Budget Introduces Agriculture Infrastructure And Development Cess (AIDC)
Agriculture Infrastructure & Development Cess (AIDC), has been introduced in the Budget 2021-22 to aid the agri sector.
The cess is not uniform and varies from product to product.
Proposed Agriculture Cess
|Items||Cess (In %)|
|Gold, Silver and Dare Bars||2.5|
|Crude Palm Oil||17.5|
|Crude Soyabean and Sunflower Oil||20|
|Coal, Lignite and Peat||1.5|
|Specified Fertilizers (Urea etc.)||5|
|Bengal Gram/Chick Peas||50|
|Cotton (Not Carded or Combed)||5|
Need for the Cess
There is an immediate need to improve agricultural infrastructure to produce more, while also conserving and processing agricultural output efficiently. This will ensure enhanced remuneration for our farmers.
Impact of this Cess on Common Citizen
- Overall, AIDC is not expected to affect a common citizen in any major way. The Govt. has taken up few balancing acts in this regard:
- Petrol & Diesel
- The Union Budget has imposed an Agriculture Infrastructure and Development Cess (AIDC) of Rs 2.5 per litre on petrol and Rs 4 per litre on diesel. But, these will not result in any additional burden on consumers.
- The reason for it is that unbranded petrol was earlier attracting a basic excise duty (BED) of Rs 2.98 and a special additional excise duty (SAED) of Rs 12 per litre. These have now been reduced to Rs 1.4 and Rs 11 per litre, respectively.
- Similarly, the BED on unbranded diesel has been cut from Rs 4.83 to Rs 1.8 and the SAEC on it from Rs 9 to Rs 8 per litre. So, the overall excise incidence on petrol (BED+SAEC+AIDC) will now be Rs 14.9/litre, which was previously Rs 14.98, while that on diesel is Rs 13.8 (earlier Rs 13.83).
- Alcoholic Beverages
- A similar readjustment has been made for alcoholic beverages that currently attract 150 per cent basic customs duty. That basic import duty has now been slashed to 50 per cent, even as the Budget has proposed an AIDC of 100 per cent.
- Gold & Silver Dore Bars
- Gold & Silver Dore bars (2.5%) is one of them. But customs duty has come down by 5% for Gold and Silver imports. Thus there may not be any impact on this front.

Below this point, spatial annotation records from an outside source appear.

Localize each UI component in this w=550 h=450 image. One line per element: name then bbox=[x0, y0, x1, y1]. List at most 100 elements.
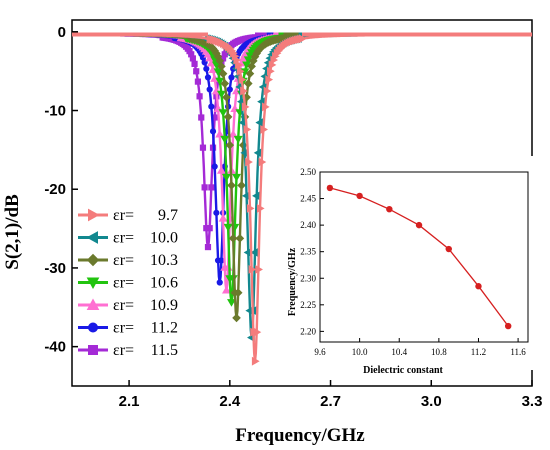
legend-item: εr= 9.7 bbox=[78, 207, 178, 224]
legend-item: εr= 10.9 bbox=[78, 297, 178, 314]
legend-symbol: εr= bbox=[113, 252, 134, 269]
data-point-marker bbox=[220, 79, 230, 88]
data-point-marker bbox=[235, 60, 243, 70]
legend-marker bbox=[86, 253, 100, 267]
data-point-marker bbox=[209, 128, 217, 135]
inset-x-axis-label: Dielectric constant bbox=[363, 365, 443, 376]
data-point-marker bbox=[221, 285, 231, 294]
data-point-marker bbox=[255, 118, 264, 128]
data-point-marker bbox=[250, 248, 259, 257]
data-point-marker bbox=[216, 166, 226, 174]
legend-symbol: εr= bbox=[113, 275, 134, 292]
legend-item: εr= 10.0 bbox=[78, 230, 178, 247]
data-point-marker bbox=[255, 264, 263, 274]
legend-marker bbox=[86, 231, 98, 244]
data-point-marker bbox=[204, 243, 212, 251]
data-point-marker bbox=[265, 75, 274, 85]
data-point-marker bbox=[227, 181, 236, 190]
legend-marker bbox=[88, 322, 98, 333]
legend-label: 10.9 bbox=[150, 297, 178, 314]
inset-data-point bbox=[386, 205, 393, 213]
data-point-marker bbox=[208, 184, 215, 191]
resonance-curves bbox=[72, 32, 532, 366]
data-point-marker bbox=[236, 66, 245, 76]
data-point-marker bbox=[223, 112, 233, 122]
inset-y-tick-label: 2.50 bbox=[300, 167, 316, 177]
legend-marker bbox=[86, 277, 100, 290]
legend-symbol: εr= bbox=[113, 297, 134, 314]
legend-label: 10.6 bbox=[150, 275, 178, 292]
data-point-marker bbox=[245, 69, 255, 78]
legend-item: εr= 11.2 bbox=[78, 320, 178, 337]
data-point-marker bbox=[218, 69, 228, 78]
data-point-marker bbox=[238, 75, 247, 85]
inset-data-point bbox=[415, 221, 423, 229]
data-point-marker bbox=[227, 299, 236, 307]
inset-data-point bbox=[326, 184, 334, 192]
data-point-marker bbox=[218, 109, 228, 117]
inset-y-tick-label: 2.40 bbox=[300, 220, 316, 230]
x-axis-label: Frequency/GHz bbox=[235, 425, 365, 446]
data-point-marker bbox=[222, 93, 231, 102]
legend-marker bbox=[88, 208, 100, 222]
inset-y-tick-label: 2.30 bbox=[300, 273, 316, 283]
data-point-marker bbox=[237, 181, 246, 190]
legend-label: 11.5 bbox=[151, 342, 178, 359]
data-point-marker bbox=[251, 356, 260, 366]
legend-marker bbox=[86, 298, 100, 310]
data-point-marker bbox=[191, 60, 198, 67]
data-point-marker bbox=[232, 173, 241, 182]
data-point-marker bbox=[218, 213, 228, 222]
legend-label: 10.3 bbox=[150, 252, 178, 269]
x-tick-label: 3.0 bbox=[421, 393, 442, 410]
series-9.7 bbox=[72, 32, 532, 366]
data-point-marker bbox=[241, 102, 250, 112]
data-point-marker bbox=[233, 135, 243, 144]
data-point-marker bbox=[194, 78, 202, 85]
data-point-marker bbox=[213, 209, 220, 216]
x-tick-label: 3.3 bbox=[522, 393, 543, 410]
data-point-marker bbox=[260, 125, 268, 134]
data-point-marker bbox=[206, 86, 213, 93]
data-point-marker bbox=[258, 157, 267, 167]
data-point-marker bbox=[217, 62, 226, 71]
legend: εr= 9.7 εr= 10.0 εr= 10.3 εr= 10.6 εr= 10.9 εr= 11.… bbox=[78, 207, 178, 359]
data-point-marker bbox=[235, 234, 245, 243]
data-point-marker bbox=[221, 173, 231, 182]
legend-item: εr= 11.5 bbox=[78, 342, 178, 359]
inset-y-tick-label: 2.20 bbox=[300, 326, 316, 336]
inset-data-point bbox=[356, 192, 363, 200]
data-point-marker bbox=[216, 90, 226, 99]
data-point-marker bbox=[193, 68, 200, 75]
data-point-marker bbox=[263, 86, 272, 96]
data-point-marker bbox=[228, 74, 235, 81]
data-point-marker bbox=[248, 264, 257, 274]
legend-marker bbox=[88, 345, 98, 355]
data-point-marker bbox=[246, 203, 255, 213]
data-point-marker bbox=[298, 34, 307, 44]
inset-y-axis-label: Frequency/GHz bbox=[287, 247, 298, 316]
data-point-marker bbox=[208, 103, 215, 110]
data-point-marker bbox=[203, 65, 210, 72]
data-point-marker bbox=[196, 93, 203, 100]
inset-data-point bbox=[504, 322, 512, 330]
data-point-marker bbox=[233, 288, 243, 298]
inset-y-tick-label: 2.25 bbox=[300, 300, 316, 310]
inset-x-tick-label: 10.0 bbox=[352, 347, 368, 357]
data-point-marker bbox=[223, 223, 233, 232]
y-tick-label: -30 bbox=[44, 260, 66, 277]
data-point-marker bbox=[220, 135, 230, 144]
inset-x-tick-label: 9.6 bbox=[314, 347, 326, 357]
y-tick-label: 0 bbox=[58, 24, 66, 41]
inset-x-tick-label: 10.4 bbox=[391, 347, 407, 357]
inset-x-tick-label: 11.2 bbox=[471, 347, 486, 357]
data-point-marker bbox=[228, 234, 238, 243]
inset-data-point bbox=[475, 283, 482, 290]
x-tick-label: 2.7 bbox=[320, 393, 341, 410]
data-point-marker bbox=[213, 68, 223, 77]
legend-symbol: εr= bbox=[113, 207, 134, 224]
y-tick-label: -20 bbox=[44, 181, 66, 198]
data-point-marker bbox=[201, 184, 208, 191]
y-tick-label: -10 bbox=[44, 103, 66, 120]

- There are other items like Apples, Crude palm oil, crude soyabean oil, peas, kabuli chana , Bengal gram etc. on which AIDC is being imposed. There is also custom duty hike in case of cotton to 10% and on raw silk and silk yarn to 15% from 10%.
Vote On Account
Why is it in News?
In the election year, the outgoing government either presents an Interim Budget or seeks ‘Vote on Account’.
What is Vote on Account?
- The constitution says that no money can be withdrawn by the government from the Consolidated Fund of India except under appropriation made by law. For that an appropriation bill is passed during the budget process.
- However, the appropriation bill may take time to pass through the Parliament and become a law. Meanwhile, the government would need permission to spend even a single penny from April 1 when the new financial year starts.
- Vote on Account is the permission to withdraw money from the Consolidated Fund of India in that period, usually two months (it is generally 1/6th of the total Budget Amount).
- Vote on Account is a formality and requires no debate.
- When elections are scheduled a few months into the new financial year, the government seeks vote on account for four months.
- Essentially, vote on account is the interim permission of the parliament to the government to spend money.
- So vote on account is just an interim permission to spend money as against a full budget which is an elaborate financial statement of expenditure and receipts including changes in taxes and government policies.